Demikian Koordinator Gakkumdu RI, Ratna Dewi Pettalolo sampaikan di salah satu hotel kota Palu, dalam kegiatan Evaluasi Gakkumdu Pemilu 2019 pada Senin (19/8). “Perbedaan masa penanganan ini berakar pada payung hukum pelaksanaan Pemilu tahun 2019 yang berbeda dengan payung hukum pelaksanaan Pemilihan Gubernur, Bupati dan Walikota,” terang Ratna Dewi.
Kendala lain yang berpotensi menjadi hambatan pelaksanaan Gubernur, Bupati dan Walikota, menurut anggota Bawaslu ini, soal status kelembagaan Bawaslu Kab/Kota yang diatur dalam UU Pemilu telah bersifat permanen, tapi dalam pelaksanaan Pemilihan Kepala Daerah dengan rujukan UU 10/2016 kelembagaan pengawas pemilu di tingkatan Kab/Kota bernama Panwaslu yang bersifat ad hoc. Bawaslu Kab/Kota saat ini dibentuk sesuai dan untuk melakukan kewenangan pengawas pemilu sesuai dengan UU Pemilu.
“Perlu ada langkah cepat meminta fatwa Mahkamah Agung yang pada pokoknya kelembagaan Panwaslu Kab/Kota yang disebutkan dalam UU 10/2016 disamakan dengan kelembagaan Bawaslu sebagaimana disebutkan dengan UU 7/2017 tentang Pemilu,” terang Ratna Dewi.

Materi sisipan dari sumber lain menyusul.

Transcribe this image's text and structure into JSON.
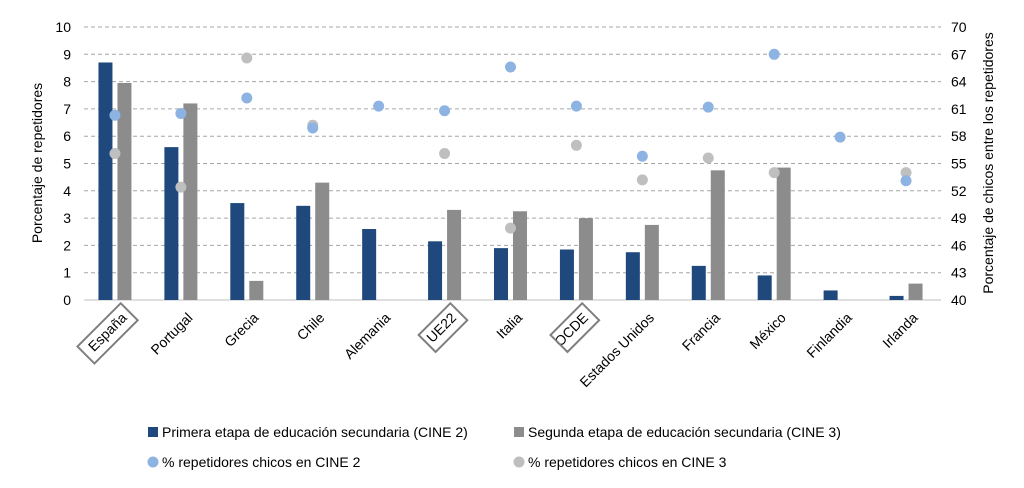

Selain itu, menurut Dosen Universitas Tadulako Palu ini juga menganggap perlu ada inisiasi ke pembentuk undang-undang baik ke Presiden maupun ke DPR dalam rangka perubahan materi muatan UU 10/2016. “Agar kelembagaan dan kewenangan Pengawas Pemilu dalam Pilkada, tidak jauh berbeda dengan kelembagaan dan kewenangan Pengawas Pemilu saat ini sebagaimana diatur dalam UU Pemilu,” terang Ratna Dewi.